Did you think that High Performance Computing was boring? Well, think again: we spent most of our time last week on a videogame :-) At our last HPC Lab we had CCP Games, maker (and hoster) of Eve-Online (http://www.eve-online.com/), a massive multi-player online game set in a fictional but extremely realistic universe. CCP has more than 200,000 subscribers, of which 35,000 play online at the same time. So, why would they be interested in HPC?
Specifically, they were interested in MPI as a mechanism to bootstrap their cluster communication layer and of course to pass messages among nodes. Today, each node of their home-grown cluster handles a subset of the game universe and all the players in that subset. As players move or interact from system to system, messages are sent to coordinate amongst processes running on different nodes. All the communication layer and the scheduling of processes has been written in house. This represents a considerable amount of complex code that needs regular maintenance and is not part of CCP’s core business. By using our scheduler and MPI, they will be able to eliminate gradually that portion of code, thus gaining in reliability and manageability.

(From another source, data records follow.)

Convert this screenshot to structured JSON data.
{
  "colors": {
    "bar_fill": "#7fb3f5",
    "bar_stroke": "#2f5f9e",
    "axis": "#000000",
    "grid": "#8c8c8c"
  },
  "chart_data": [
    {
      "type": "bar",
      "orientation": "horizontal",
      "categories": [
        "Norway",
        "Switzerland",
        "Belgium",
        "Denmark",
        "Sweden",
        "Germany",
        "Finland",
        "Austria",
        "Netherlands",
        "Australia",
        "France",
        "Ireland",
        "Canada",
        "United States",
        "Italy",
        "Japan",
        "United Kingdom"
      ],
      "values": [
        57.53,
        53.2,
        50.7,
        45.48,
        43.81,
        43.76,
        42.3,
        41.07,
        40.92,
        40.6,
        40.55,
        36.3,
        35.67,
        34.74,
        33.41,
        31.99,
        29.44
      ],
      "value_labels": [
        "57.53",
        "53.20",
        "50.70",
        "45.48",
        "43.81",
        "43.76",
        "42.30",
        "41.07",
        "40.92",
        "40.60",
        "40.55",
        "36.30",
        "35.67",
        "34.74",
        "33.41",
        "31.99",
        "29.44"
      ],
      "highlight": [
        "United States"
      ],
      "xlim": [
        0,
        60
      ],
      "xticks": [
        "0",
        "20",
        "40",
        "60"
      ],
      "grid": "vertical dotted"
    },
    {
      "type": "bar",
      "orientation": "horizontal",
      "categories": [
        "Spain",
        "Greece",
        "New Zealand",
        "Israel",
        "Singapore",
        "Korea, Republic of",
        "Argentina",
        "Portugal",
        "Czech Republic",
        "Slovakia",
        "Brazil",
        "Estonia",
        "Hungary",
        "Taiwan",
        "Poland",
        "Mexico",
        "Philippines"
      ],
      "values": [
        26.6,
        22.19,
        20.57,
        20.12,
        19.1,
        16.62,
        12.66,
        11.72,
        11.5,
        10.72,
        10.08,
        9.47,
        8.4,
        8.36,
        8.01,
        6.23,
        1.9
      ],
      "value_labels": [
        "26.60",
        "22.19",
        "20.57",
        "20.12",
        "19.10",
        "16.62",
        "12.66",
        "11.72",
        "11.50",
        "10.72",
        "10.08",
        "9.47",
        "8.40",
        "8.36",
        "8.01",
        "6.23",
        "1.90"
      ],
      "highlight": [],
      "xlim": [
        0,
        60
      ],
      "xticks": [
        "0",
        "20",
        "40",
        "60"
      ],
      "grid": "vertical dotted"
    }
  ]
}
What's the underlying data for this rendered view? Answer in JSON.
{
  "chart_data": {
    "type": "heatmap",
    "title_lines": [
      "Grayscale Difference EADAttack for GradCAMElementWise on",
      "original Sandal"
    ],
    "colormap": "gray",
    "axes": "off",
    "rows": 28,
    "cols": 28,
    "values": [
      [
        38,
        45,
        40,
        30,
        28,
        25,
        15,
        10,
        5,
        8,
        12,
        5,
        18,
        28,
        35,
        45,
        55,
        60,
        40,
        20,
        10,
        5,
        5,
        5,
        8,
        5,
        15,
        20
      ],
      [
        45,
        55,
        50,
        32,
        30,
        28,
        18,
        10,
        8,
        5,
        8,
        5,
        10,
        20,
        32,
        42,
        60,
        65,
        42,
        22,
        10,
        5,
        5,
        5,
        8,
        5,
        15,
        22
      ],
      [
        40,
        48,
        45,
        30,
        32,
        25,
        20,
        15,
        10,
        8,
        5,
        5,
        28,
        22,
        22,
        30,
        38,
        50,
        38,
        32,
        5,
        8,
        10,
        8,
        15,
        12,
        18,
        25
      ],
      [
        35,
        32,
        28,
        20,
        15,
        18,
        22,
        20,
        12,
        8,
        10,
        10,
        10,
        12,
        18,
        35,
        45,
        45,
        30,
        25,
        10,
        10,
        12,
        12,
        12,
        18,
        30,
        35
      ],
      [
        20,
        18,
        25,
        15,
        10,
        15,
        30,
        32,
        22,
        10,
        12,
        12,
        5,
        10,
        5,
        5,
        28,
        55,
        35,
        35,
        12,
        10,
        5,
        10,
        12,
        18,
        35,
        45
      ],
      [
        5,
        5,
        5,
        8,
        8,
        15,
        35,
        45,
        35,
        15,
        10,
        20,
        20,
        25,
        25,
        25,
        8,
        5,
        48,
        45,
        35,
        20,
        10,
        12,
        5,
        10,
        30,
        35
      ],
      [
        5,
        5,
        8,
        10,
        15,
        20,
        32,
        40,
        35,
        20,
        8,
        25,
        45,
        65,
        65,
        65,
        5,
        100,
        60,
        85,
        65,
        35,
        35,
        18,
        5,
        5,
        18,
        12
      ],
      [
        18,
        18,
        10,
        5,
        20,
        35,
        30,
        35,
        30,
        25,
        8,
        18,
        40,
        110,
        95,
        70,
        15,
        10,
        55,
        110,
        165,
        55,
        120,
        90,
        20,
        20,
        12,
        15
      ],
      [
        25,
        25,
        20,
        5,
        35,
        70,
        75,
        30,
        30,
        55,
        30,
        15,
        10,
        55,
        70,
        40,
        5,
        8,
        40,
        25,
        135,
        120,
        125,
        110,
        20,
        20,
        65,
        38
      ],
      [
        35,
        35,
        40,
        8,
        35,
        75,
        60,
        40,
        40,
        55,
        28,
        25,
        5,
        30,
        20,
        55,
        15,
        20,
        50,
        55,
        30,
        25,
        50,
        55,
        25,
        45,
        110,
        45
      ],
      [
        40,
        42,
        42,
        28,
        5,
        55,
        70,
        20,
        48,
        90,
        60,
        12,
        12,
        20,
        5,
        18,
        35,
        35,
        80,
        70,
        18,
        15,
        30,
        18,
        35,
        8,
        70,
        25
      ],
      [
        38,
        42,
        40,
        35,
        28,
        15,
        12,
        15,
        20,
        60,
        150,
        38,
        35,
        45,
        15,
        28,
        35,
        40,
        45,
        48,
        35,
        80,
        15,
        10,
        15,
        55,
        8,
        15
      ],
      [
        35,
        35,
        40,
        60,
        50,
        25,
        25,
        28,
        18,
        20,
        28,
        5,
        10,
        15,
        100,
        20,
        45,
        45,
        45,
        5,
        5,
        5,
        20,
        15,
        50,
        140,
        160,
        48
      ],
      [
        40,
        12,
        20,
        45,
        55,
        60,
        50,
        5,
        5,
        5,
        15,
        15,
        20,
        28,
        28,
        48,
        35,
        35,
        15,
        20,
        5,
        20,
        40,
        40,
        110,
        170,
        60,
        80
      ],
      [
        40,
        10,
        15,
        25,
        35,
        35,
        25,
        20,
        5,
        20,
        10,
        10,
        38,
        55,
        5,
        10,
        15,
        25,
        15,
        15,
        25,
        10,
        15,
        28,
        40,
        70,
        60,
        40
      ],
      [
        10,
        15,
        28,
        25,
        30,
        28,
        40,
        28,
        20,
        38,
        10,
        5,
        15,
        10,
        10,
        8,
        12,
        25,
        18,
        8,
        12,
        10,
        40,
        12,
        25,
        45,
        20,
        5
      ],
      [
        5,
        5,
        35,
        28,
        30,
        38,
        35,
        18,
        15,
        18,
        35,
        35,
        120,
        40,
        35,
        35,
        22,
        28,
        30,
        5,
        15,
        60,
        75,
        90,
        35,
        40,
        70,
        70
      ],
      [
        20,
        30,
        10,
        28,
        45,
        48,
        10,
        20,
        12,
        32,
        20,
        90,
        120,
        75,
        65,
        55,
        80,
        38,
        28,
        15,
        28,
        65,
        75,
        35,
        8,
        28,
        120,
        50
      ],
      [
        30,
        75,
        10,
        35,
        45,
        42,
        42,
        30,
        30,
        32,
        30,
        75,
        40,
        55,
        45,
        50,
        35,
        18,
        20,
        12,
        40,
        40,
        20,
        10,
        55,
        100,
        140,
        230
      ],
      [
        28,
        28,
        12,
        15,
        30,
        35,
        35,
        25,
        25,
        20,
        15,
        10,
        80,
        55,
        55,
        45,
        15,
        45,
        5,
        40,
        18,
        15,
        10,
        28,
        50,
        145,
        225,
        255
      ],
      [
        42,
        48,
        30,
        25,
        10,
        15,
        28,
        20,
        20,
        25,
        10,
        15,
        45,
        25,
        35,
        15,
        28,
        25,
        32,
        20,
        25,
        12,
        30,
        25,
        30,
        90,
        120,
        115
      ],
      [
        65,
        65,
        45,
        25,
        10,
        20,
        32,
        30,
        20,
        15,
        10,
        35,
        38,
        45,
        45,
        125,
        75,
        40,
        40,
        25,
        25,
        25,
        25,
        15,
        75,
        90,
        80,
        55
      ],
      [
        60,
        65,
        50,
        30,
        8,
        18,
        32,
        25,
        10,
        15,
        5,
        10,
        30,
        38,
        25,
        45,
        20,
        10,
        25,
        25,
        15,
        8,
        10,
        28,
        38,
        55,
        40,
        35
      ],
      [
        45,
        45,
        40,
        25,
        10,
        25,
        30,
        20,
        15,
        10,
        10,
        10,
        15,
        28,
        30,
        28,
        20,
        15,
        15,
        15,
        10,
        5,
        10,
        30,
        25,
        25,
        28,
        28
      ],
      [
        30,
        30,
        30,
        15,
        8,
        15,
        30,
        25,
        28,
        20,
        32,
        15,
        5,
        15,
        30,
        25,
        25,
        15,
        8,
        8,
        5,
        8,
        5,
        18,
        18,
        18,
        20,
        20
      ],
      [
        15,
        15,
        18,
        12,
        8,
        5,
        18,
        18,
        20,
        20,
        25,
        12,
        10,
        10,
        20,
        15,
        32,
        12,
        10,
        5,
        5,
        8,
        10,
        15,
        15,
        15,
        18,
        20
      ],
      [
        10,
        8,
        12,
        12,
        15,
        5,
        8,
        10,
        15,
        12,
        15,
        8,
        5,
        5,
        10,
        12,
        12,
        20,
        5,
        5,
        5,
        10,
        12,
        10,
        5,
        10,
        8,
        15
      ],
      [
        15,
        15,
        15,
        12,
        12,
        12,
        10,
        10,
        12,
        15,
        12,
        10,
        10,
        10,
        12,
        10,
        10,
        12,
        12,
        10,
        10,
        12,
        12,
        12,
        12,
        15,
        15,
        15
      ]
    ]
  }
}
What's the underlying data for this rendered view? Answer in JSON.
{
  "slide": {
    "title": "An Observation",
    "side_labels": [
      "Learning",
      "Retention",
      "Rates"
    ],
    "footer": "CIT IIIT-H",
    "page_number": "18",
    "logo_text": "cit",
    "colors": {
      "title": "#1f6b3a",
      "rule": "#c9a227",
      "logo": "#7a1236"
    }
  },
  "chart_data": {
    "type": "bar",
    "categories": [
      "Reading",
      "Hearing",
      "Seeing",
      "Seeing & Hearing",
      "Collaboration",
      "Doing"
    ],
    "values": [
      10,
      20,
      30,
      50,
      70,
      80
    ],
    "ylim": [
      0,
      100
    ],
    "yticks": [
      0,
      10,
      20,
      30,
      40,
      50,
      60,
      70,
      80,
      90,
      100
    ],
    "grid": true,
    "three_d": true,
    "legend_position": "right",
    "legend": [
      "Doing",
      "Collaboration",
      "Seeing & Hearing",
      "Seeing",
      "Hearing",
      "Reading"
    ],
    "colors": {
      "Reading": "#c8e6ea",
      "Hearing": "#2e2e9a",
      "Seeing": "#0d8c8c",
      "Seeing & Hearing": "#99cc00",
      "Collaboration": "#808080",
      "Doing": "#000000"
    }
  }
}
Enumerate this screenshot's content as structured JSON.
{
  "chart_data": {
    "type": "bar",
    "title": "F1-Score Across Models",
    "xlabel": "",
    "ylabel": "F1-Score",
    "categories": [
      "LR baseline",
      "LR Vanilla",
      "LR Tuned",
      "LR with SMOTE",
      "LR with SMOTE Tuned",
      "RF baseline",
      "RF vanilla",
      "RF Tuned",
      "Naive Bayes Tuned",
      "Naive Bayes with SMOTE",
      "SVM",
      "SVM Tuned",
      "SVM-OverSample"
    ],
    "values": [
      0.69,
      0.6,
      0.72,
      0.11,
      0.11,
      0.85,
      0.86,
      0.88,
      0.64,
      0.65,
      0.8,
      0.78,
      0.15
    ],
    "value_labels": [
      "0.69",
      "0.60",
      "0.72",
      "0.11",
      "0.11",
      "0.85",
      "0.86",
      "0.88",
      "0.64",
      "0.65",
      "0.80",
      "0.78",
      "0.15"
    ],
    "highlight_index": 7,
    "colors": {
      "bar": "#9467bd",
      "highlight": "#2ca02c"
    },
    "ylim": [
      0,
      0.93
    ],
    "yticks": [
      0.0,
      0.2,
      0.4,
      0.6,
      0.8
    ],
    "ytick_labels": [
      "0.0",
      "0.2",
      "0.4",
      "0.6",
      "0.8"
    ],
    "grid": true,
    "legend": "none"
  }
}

Is it all that simple? Not really. Between each maintenance interval, the cluster is basically running one long, large job. MPI today is not really designed for such scenarios. MPI error handling is minimal and the loss of one process on one node may cause the termination of the whole job. Fault-tolerant MPI is in the works, but it will take some time for it to be part of the standard specification. In the meanwhile, CCP can work around this problem by using MPI as a way to bootstrap and set up communications channels for its cluster nodes. Once that job is finished, the nodes can keep talking over standard sockets. Anyway, this prompts me to do some more research in the fault-tolerant MPI field. I'll keep you posted.